Many health care providers struggle with the economics of providing free preventive care. They cannot be burdened with also providing free broadband access to their rural patients. Government must take the lead.

Q. You point out that when payers and providers are incentivized to improve patient outcomes, using technology to increase access — which will also increase utilization — can make economic sense. What can hospitals and health systems do to make this happen?

A. Providers who want to engage in this kind of alignment also need to control the financing of health care—that is, they need to be integrated with a payer themselves. By controlling the delivery and economics of care, a so-called payer can theoretically align incentives and better promote outcomes.

Of course, this structure alone does not guarantee success. Organizations in this model must leverage data about their patients, data about their clinical process, and understand the costs of delivering each unit of care to a specific patient. However, Generative AI and other advanced technologies make this a much more manageable prospect.

With the right alignment and analysis, a payer can be reasonably confident that delivering X level of care to patient Y at Z levels of cost will improve patient outcomes in a way that is financially sustainable for the entire organization. Or, if that care plan is not financially sustainable on an individual patient basis, the organization can budget for it and try to offset the cost elsewhere, identify clinical or operational improvements in that care plan, or both.
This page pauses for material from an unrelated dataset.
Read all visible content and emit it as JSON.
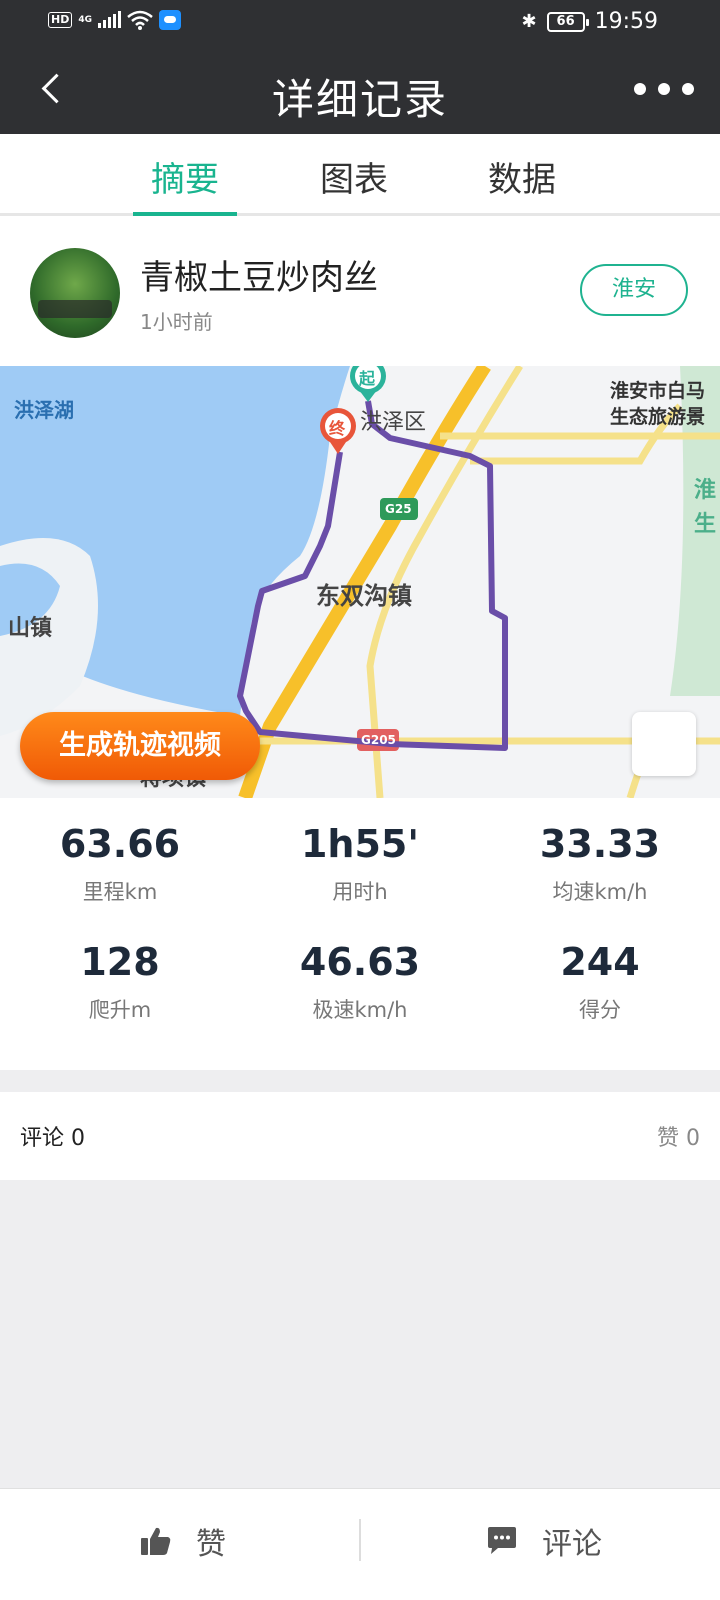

Ultimately, health care is a scarce resource. Scarce resources can generally be allocated through a market-based pricing mechanism or through a direct allocation method. Many observers and analysts worry – and rightly so – that expanding access to care will drive up utilization in a financially unsustainable way.

One possible way to address concerns about overutilization is to first use technology to augment clinical care, so that our existing labor pool can provide more care without working more hours. This effectively reduces the scarcity of health care.

The second step involves using advanced technologies to ensure that each patient receives the precise care they need at the precise time, in a way that improves outcomes and is financially sustainable. These steps were not possible with the technology available even three years ago.